Misshandelt von seiner Stiefmutter, die ihm oft das Essen verweigerte, blieb der siebenjährige Junge dennoch tief mit seiner Halbschwester verbunden… Doch alles änderte sich an dem Tag, als die alte schwarze Hündin des Hauses plötzlich begann, sich bellend auf ihn zu stürzen und nicht mehr aufhörte. Als die Familie seine Kleidung untersuchte, entdeckte sie etwas, das ihnen das Blut in den Adern gefrieren ließ…
In der kleinen Gemeinde Saint-Malo an der bretonischen Küste kannte jeder Ben – ein zartes Kind mit sanftem Blick –, der mit seinem Vater, seiner Stiefmutter und seinem kleinen Halbbruder zusammenlebte.
Seine Mutter war gestorben, als er erst fünf Jahre alt war.

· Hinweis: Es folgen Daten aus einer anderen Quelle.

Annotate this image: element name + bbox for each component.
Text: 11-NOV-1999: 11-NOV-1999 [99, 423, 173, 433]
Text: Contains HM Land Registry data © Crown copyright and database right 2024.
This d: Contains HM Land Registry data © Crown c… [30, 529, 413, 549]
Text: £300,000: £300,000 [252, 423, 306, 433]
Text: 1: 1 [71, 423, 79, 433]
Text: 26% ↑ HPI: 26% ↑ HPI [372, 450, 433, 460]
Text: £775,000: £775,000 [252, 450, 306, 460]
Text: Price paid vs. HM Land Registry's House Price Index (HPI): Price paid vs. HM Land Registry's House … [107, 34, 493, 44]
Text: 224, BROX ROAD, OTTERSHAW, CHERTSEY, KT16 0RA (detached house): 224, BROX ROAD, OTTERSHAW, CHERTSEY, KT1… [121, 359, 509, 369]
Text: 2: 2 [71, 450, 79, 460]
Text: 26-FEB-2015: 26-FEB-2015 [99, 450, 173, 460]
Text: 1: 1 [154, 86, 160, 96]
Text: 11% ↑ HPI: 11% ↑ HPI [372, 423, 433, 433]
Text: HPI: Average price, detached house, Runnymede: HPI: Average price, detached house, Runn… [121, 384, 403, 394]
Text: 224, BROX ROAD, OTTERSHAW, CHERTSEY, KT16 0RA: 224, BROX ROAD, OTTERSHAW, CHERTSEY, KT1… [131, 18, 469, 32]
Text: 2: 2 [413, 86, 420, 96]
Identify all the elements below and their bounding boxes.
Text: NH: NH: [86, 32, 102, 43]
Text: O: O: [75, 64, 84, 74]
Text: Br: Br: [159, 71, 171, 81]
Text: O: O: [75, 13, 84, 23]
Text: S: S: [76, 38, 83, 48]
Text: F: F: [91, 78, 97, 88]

Seitdem verbrachte sein Vater Fabian, ein Hochseefischer, den Großteil seiner Zeit auf See. Nach der Wiederverheiratung war Ben in der neuen Familienordnung abrupt zum unerwünschten Gast geworden.
„Du taugst zu nichts! Du isst für zwei und redest für zehn! Ich habe schon genug mit meinem Sohn zu tun!“, schrie seine Stiefmutter Marie.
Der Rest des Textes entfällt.